With any luck, some sock knitting and extra tea will brighten my morning and make the rest of the day go smoothly. And even though the dogs are buttheads sometimes, being around them is usually a treat too. They’re good. I like them.

Grief Redux

Grief is a tricky thing, isn’t it? You think you’re making progress, and really, you probably are, and then something comes along and takes you by surprise and kicks you in the gut. And when that happens, it can feel as hard and as fresh as when the grief was new.

I lost my dad a little over five years ago. No. No more euphemisms. I didn’t lose him. My dad died in April of 2012. I’ve been able to say that, in my head and out loud, for quite a while now, without needing to cry or feeling the sharp twinge in my heart. I felt like that was progress. Still do, actually. It took a long time to move past the vague euphemisms, and when I did, it often made me tear up just to say it.

So, yeah. I’ve been making progress, doing well. I’m happy. My life is full and rich, with as many up as downs. I still think of my dad every day but not with the sharp pain, more like a faint ache that I know will always be there. Some days it’s stronger than others, but it’s not crippling. It’s just…a brief sadness.

I’ve recently gotten back to my pen hobby. For years, I’ve collected pens. At first it was any fun pen, but it’s gotten more refined, and now I think it’s fair to say I’m a pen snob. I love beautiful, high-quality pens. I love gorgeous fountain pens. And when I was cleaning out my collection, culling some I no longer wanted, I started poking through all the pen boxes I’ve got, and I found the box for my MontBlanc. Inside, I found a letter from my dad, from when he gave me the pen for Christmas one year. It was a company gift and he’d used it for years, until passing it on to me.

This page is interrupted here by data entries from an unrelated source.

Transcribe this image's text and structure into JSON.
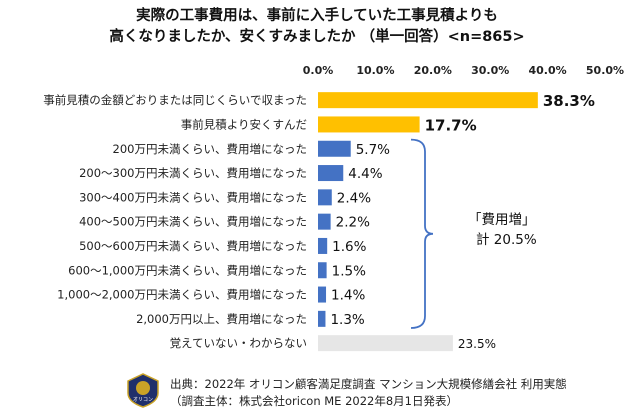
{
  "title_lines": [
    "実際の工事費用は、事前に入手していた工事見積よりも",
    "高くなりましたか、安くすみましたか （単一回答）<n=865>"
  ],
  "chart_data": {
    "type": "bar",
    "orientation": "horizontal",
    "categories": [
      "事前見積の金額どおりまたは同じくらいで収まった",
      "事前見積より安くすんだ",
      "200万円未満くらい、費用増になった",
      "200～300万円未満くらい、費用増になった",
      "300～400万円未満くらい、費用増になった",
      "400～500万円未満くらい、費用増になった",
      "500～600万円未満くらい、費用増になった",
      "600～1,000万円未満くらい、費用増になった",
      "1,000～2,000万円未満くらい、費用増になった",
      "2,000万円以上、費用増になった",
      "覚えていない・わからない"
    ],
    "values": [
      38.3,
      17.7,
      5.7,
      4.4,
      2.4,
      2.2,
      1.6,
      1.5,
      1.4,
      1.3,
      23.5
    ],
    "value_labels": [
      "38.3%",
      "17.7%",
      "5.7%",
      "4.4%",
      "2.4%",
      "2.2%",
      "1.6%",
      "1.5%",
      "1.4%",
      "1.3%",
      "23.5%"
    ],
    "bar_groups": [
      "top",
      "top",
      "increase",
      "increase",
      "increase",
      "increase",
      "increase",
      "increase",
      "increase",
      "increase",
      "unknown"
    ],
    "colors": {
      "top": "#FFC000",
      "increase": "#4472C4",
      "unknown": "#E6E6E6",
      "bracket": "#4472C4"
    },
    "xlim": [
      0,
      50
    ],
    "tick_labels": [
      "0.0%",
      "10.0%",
      "20.0%",
      "30.0%",
      "40.0%",
      "50.0%"
    ],
    "tick_values": [
      0,
      10,
      20,
      30,
      40,
      50
    ],
    "annotation": {
      "line1": "「費用増」",
      "line2": "計 20.5%"
    }
  },
  "source_lines": [
    "出典：2022年 オリコン顧客満足度調査 マンション大規模修繕会社 利用実態",
    "（調査主体：株式会社oricon ME 2022年8月1日発表）"
  ],
  "logo_text": "オリコン"
}
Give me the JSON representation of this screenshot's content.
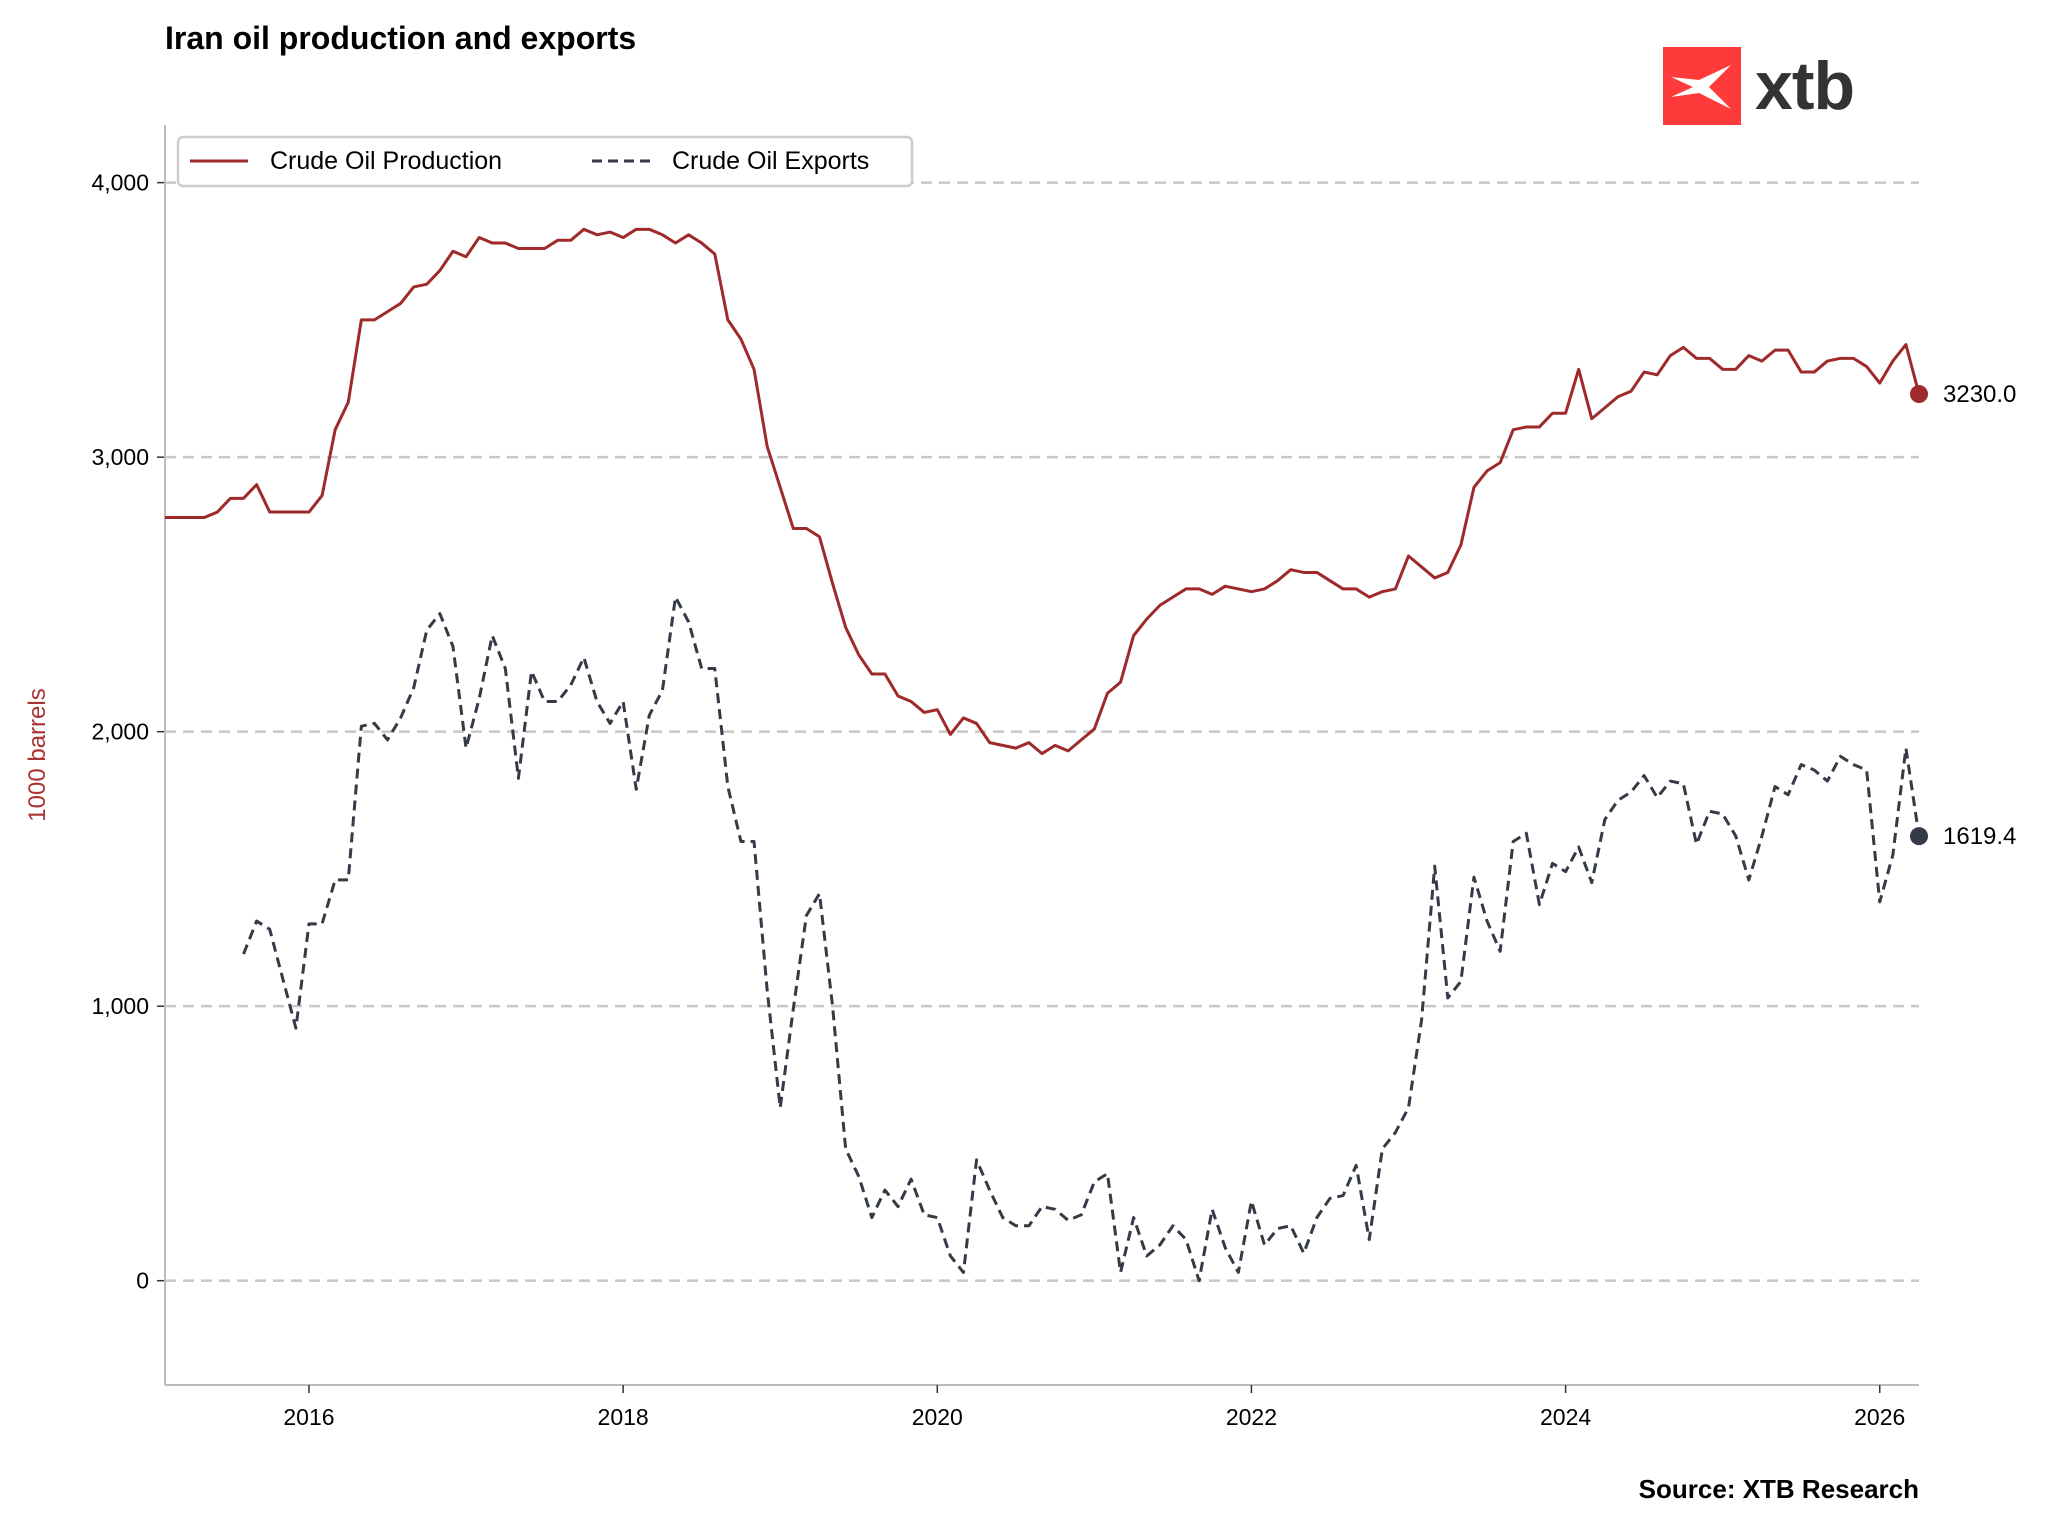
{
  "title": "Iran oil production and exports",
  "source": "Source: XTB Research",
  "logo": {
    "text": "xtb",
    "color": "#ff3a3a"
  },
  "chart_data": {
    "type": "line",
    "title": "Iran oil production and exports",
    "ylabel": "1000 barrels",
    "xlabel": "",
    "ylim": [
      -380,
      4210
    ],
    "xlim": [
      "2015-02",
      "2026-04"
    ],
    "yticks": [
      0,
      1000,
      2000,
      3000,
      4000
    ],
    "ytick_labels": [
      "0",
      "1,000",
      "2,000",
      "3,000",
      "4,000"
    ],
    "xticks": [
      "2016",
      "2018",
      "2020",
      "2022",
      "2024",
      "2026"
    ],
    "grid": "horizontal dashed",
    "legend_placement": "top-left",
    "series": [
      {
        "name": "Crude Oil Production",
        "color": "#9e2a2b",
        "style": "solid",
        "start": "2015-02",
        "frequency": "monthly",
        "last_label": "3230.0",
        "values": [
          2780,
          2780,
          2780,
          2780,
          2800,
          2850,
          2850,
          2900,
          2800,
          2800,
          2800,
          2800,
          2860,
          3100,
          3200,
          3500,
          3500,
          3530,
          3560,
          3620,
          3630,
          3680,
          3750,
          3730,
          3800,
          3780,
          3780,
          3760,
          3760,
          3760,
          3790,
          3790,
          3830,
          3810,
          3820,
          3800,
          3830,
          3830,
          3810,
          3780,
          3810,
          3780,
          3740,
          3500,
          3430,
          3320,
          3040,
          2890,
          2740,
          2740,
          2710,
          2540,
          2380,
          2280,
          2210,
          2210,
          2130,
          2110,
          2070,
          2080,
          1990,
          2050,
          2030,
          1960,
          1950,
          1940,
          1960,
          1920,
          1950,
          1930,
          1970,
          2010,
          2140,
          2180,
          2350,
          2410,
          2460,
          2490,
          2520,
          2520,
          2500,
          2530,
          2520,
          2510,
          2520,
          2550,
          2590,
          2580,
          2580,
          2550,
          2520,
          2520,
          2490,
          2510,
          2520,
          2640,
          2600,
          2560,
          2580,
          2680,
          2890,
          2950,
          2980,
          3100,
          3110,
          3110,
          3160,
          3160,
          3320,
          3140,
          3180,
          3220,
          3240,
          3310,
          3300,
          3370,
          3400,
          3360,
          3360,
          3320,
          3320,
          3370,
          3350,
          3390,
          3390,
          3310,
          3310,
          3350,
          3360,
          3360,
          3330,
          3270,
          3350,
          3410,
          3230.0
        ]
      },
      {
        "name": "Crude Oil Exports",
        "color": "#343a46",
        "style": "dashed",
        "start": "2015-08",
        "frequency": "monthly",
        "last_label": "1619.4",
        "values": [
          1190,
          1310,
          1280,
          1100,
          920,
          1300,
          1300,
          1460,
          1460,
          2020,
          2030,
          1970,
          2050,
          2160,
          2370,
          2430,
          2310,
          1940,
          2120,
          2350,
          2230,
          1830,
          2220,
          2110,
          2110,
          2170,
          2270,
          2110,
          2030,
          2110,
          1790,
          2060,
          2150,
          2490,
          2400,
          2230,
          2230,
          1800,
          1600,
          1600,
          1060,
          630,
          990,
          1330,
          1410,
          1000,
          480,
          380,
          230,
          330,
          270,
          370,
          240,
          230,
          90,
          30,
          440,
          330,
          230,
          200,
          200,
          270,
          260,
          220,
          240,
          360,
          390,
          30,
          230,
          90,
          130,
          200,
          150,
          0,
          260,
          120,
          30,
          290,
          130,
          190,
          200,
          100,
          230,
          300,
          310,
          420,
          150,
          480,
          540,
          630,
          950,
          1510,
          1030,
          1090,
          1470,
          1310,
          1200,
          1600,
          1630,
          1370,
          1520,
          1490,
          1580,
          1450,
          1680,
          1750,
          1780,
          1840,
          1760,
          1820,
          1810,
          1590,
          1710,
          1700,
          1620,
          1460,
          1620,
          1800,
          1770,
          1880,
          1860,
          1820,
          1910,
          1880,
          1860,
          1380,
          1550,
          1940,
          1619.4
        ]
      }
    ]
  }
}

That letter ripped off the scab a bit, and it hurts. I miss my dad. He was a wonderful man, a kind and gentle person who gave everything to make his family happy.  There’s so much I wish I could share with him now. And I can’t, and that sucks so much. I’d gotten to a point where I didn’t remember how much it sucked, and being reminded is…not fun.

But I’m grateful to have the letter, which I’ve tucked back inside the box to discover again in a few years. And until then, I’ll write with his pen and remind myself how lucky I was to have him as long as I did.